伊勢音頭恋寝刃

油屋
御園座の歌舞伎公演が10月に行われますが演目の一つが「伊勢音頭恋寝刃」。歌舞伎俳優が古市の資料館などを訪れたそうです。
伊勢神宮・外宮から内宮へ続く街道の途中に古市があり、昔は遊郭としてにぎわっていました。ここで起きたのが油屋騒動。油屋は古市にあった遊郭で、ここに遊女「お紺」がいました。かなりの売れっ子だったようで、宇治のお医者さんがお紺を座敷に呼んだのに他の部屋の客に呼ばれて行ってしまいます。

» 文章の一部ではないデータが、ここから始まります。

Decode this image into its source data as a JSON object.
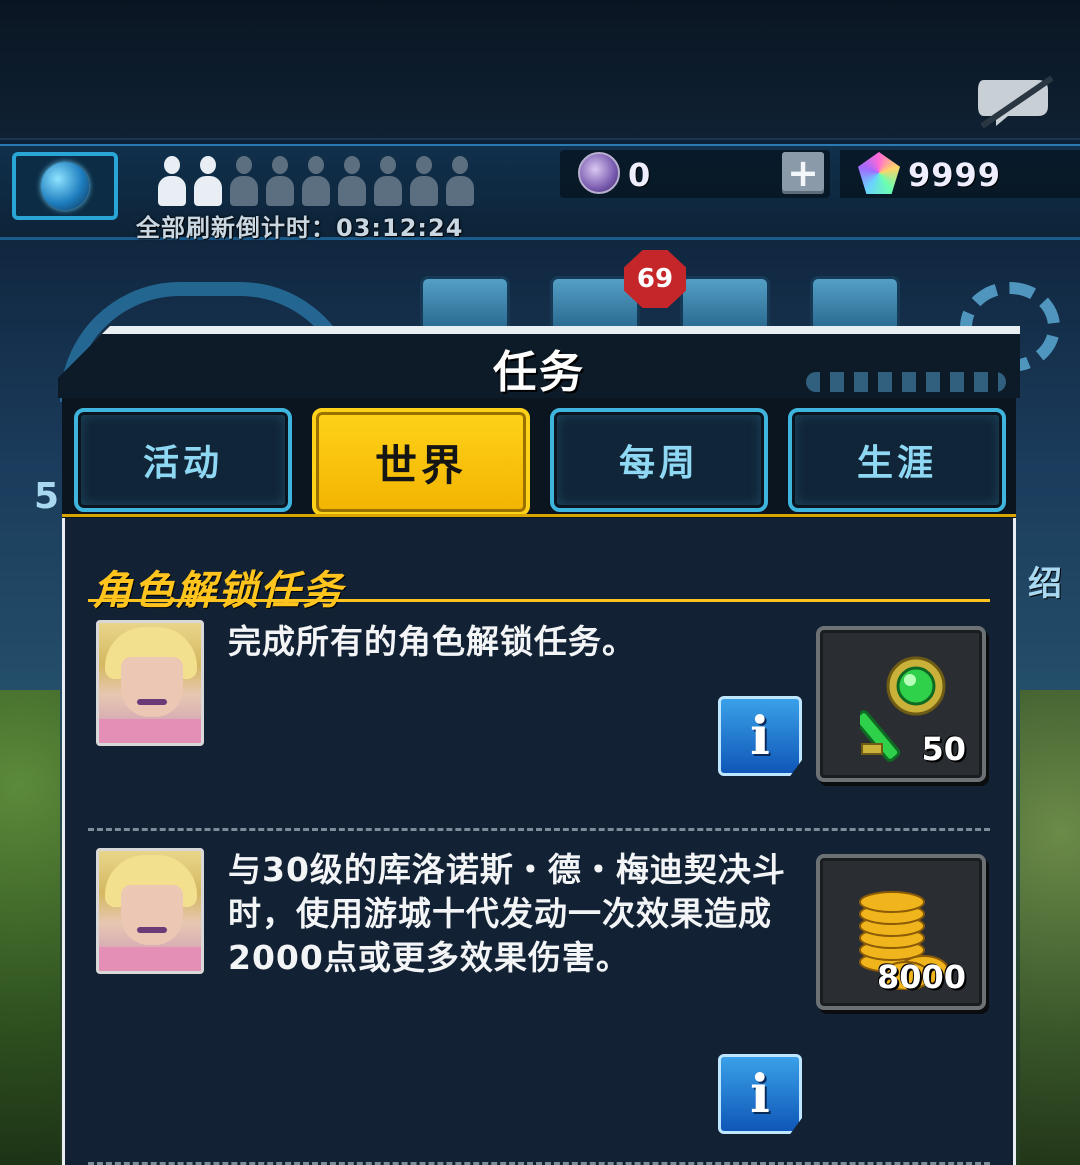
{
  "hud": {
    "refresh_timer": "全部刷新倒计时：03:12:24",
    "orb_count": "0",
    "gem_count": "9999",
    "plus_label": "+",
    "notification_badge": "69",
    "side_label_right": "绍",
    "side_label_left": "5",
    "lit_people": 2,
    "total_people": 9
  },
  "dialog": {
    "title": "任务",
    "tabs": [
      {
        "label": "活动",
        "active": false
      },
      {
        "label": "世界",
        "active": true
      },
      {
        "label": "每周",
        "active": false
      },
      {
        "label": "生涯",
        "active": false
      }
    ],
    "section_title": "角色解锁任务",
    "quests": [
      {
        "text": "完成所有的角色解锁任务。",
        "reward_icon": "key-icon",
        "reward_count": "50",
        "info_label": "i"
      },
      {
        "text": "与30级的库洛诺斯・德・梅迪契决斗时，使用游城十代发动一次效果造成2000点或更多效果伤害。",
        "reward_icon": "gold-coins-icon",
        "reward_count": "8000",
        "info_label": "i"
      }
    ]
  },
  "colors": {
    "accent_yellow": "#ffc51e",
    "tab_border": "#3fb5de",
    "panel_bg": "#122234"
  }
}
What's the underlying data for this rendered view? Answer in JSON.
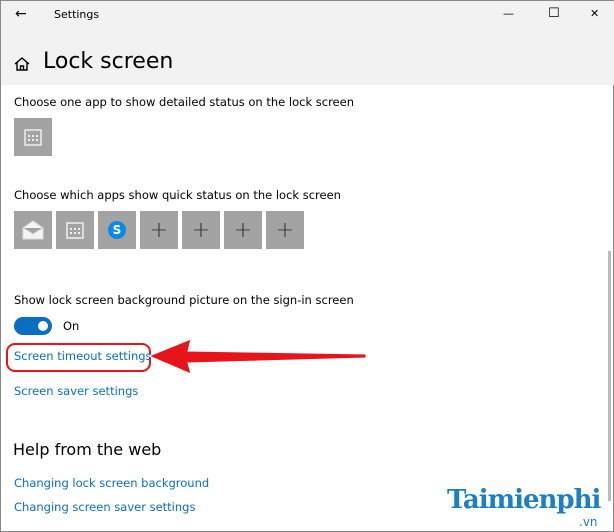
{
  "window": {
    "title": "Settings",
    "back": "←",
    "minimize": "—",
    "maximize": "☐",
    "close": "✕"
  },
  "page": {
    "title": "Lock screen"
  },
  "detailed": {
    "label": "Choose one app to show detailed status on the lock screen",
    "apps": [
      "calendar"
    ]
  },
  "quick": {
    "label": "Choose which apps show quick status on the lock screen",
    "apps": [
      "mail",
      "calendar",
      "skype",
      "add",
      "add",
      "add",
      "add"
    ],
    "plus": "+",
    "skype_letter": "S"
  },
  "background": {
    "label": "Show lock screen background picture on the sign-in screen",
    "toggle_state": "On",
    "enabled": true
  },
  "links": {
    "timeout": "Screen timeout settings",
    "saver": "Screen saver settings"
  },
  "help": {
    "title": "Help from the web",
    "links": [
      "Changing lock screen background",
      "Changing screen saver settings"
    ]
  },
  "watermark": {
    "name": "Taimienphi",
    "suffix": ".vn"
  },
  "colors": {
    "accent": "#0a6fc2",
    "annotation": "#e8141c"
  }
}
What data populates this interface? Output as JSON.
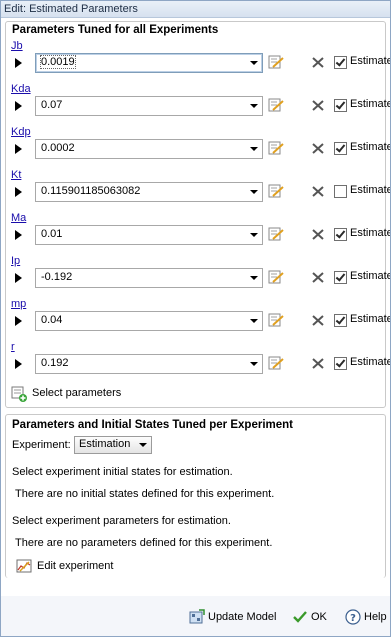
{
  "window": {
    "title": "Edit: Estimated Parameters"
  },
  "tuned_all": {
    "title": "Parameters Tuned for all Experiments",
    "estimate_label": "Estimate",
    "params": [
      {
        "name": "Jb",
        "value": "0.0019",
        "estimate": true
      },
      {
        "name": "Kda",
        "value": "0.07",
        "estimate": true
      },
      {
        "name": "Kdp",
        "value": "0.0002",
        "estimate": true
      },
      {
        "name": "Kt",
        "value": "0.115901185063082",
        "estimate": false
      },
      {
        "name": "Ma",
        "value": "0.01",
        "estimate": true
      },
      {
        "name": "Ip",
        "value": "-0.192",
        "estimate": true
      },
      {
        "name": "mp",
        "value": "0.04",
        "estimate": true
      },
      {
        "name": "r",
        "value": "0.192",
        "estimate": true
      }
    ],
    "select_parameters_label": "Select parameters"
  },
  "tuned_per_experiment": {
    "title": "Parameters and Initial States Tuned per Experiment",
    "experiment_label": "Experiment:",
    "experiment_value": "Estimation",
    "states_prompt": "Select experiment initial states for estimation.",
    "states_empty": "There are no initial states defined for this experiment.",
    "params_prompt": "Select experiment parameters for estimation.",
    "params_empty": "There are no parameters defined for this experiment.",
    "edit_experiment_label": "Edit experiment"
  },
  "buttons": {
    "update_model": "Update Model",
    "ok": "OK",
    "help": "Help"
  }
}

お医者さんは下男下女になだめられて帰ろうとしましたが、酒を飲んでいたこともあって刃物で次々に切りつけ死傷者を出す事件となってしまいます。お医者さんは逃げましたが、逃げ切れないと自刃して果てます。
伊勢へは全国から参拝客が来ていますので、あっという間に事件は全国に知られ、一目、お紺を見ようという客で油屋は大繁盛。事件を題材に歌舞伎が作られました。
油屋は現在の古市街道が近鉄線をまたぐ橋のたもとにあり、石碑が建っています。お紺は49歳で病死しましたが、事件を起こしたお医者さんと共に祀られ「比翼塚」になっています。お紺にとっては迷惑な話です。油屋騒動の舞台が行われる時は、出演者がお参りする風習があるそうで四谷怪談と同じですね。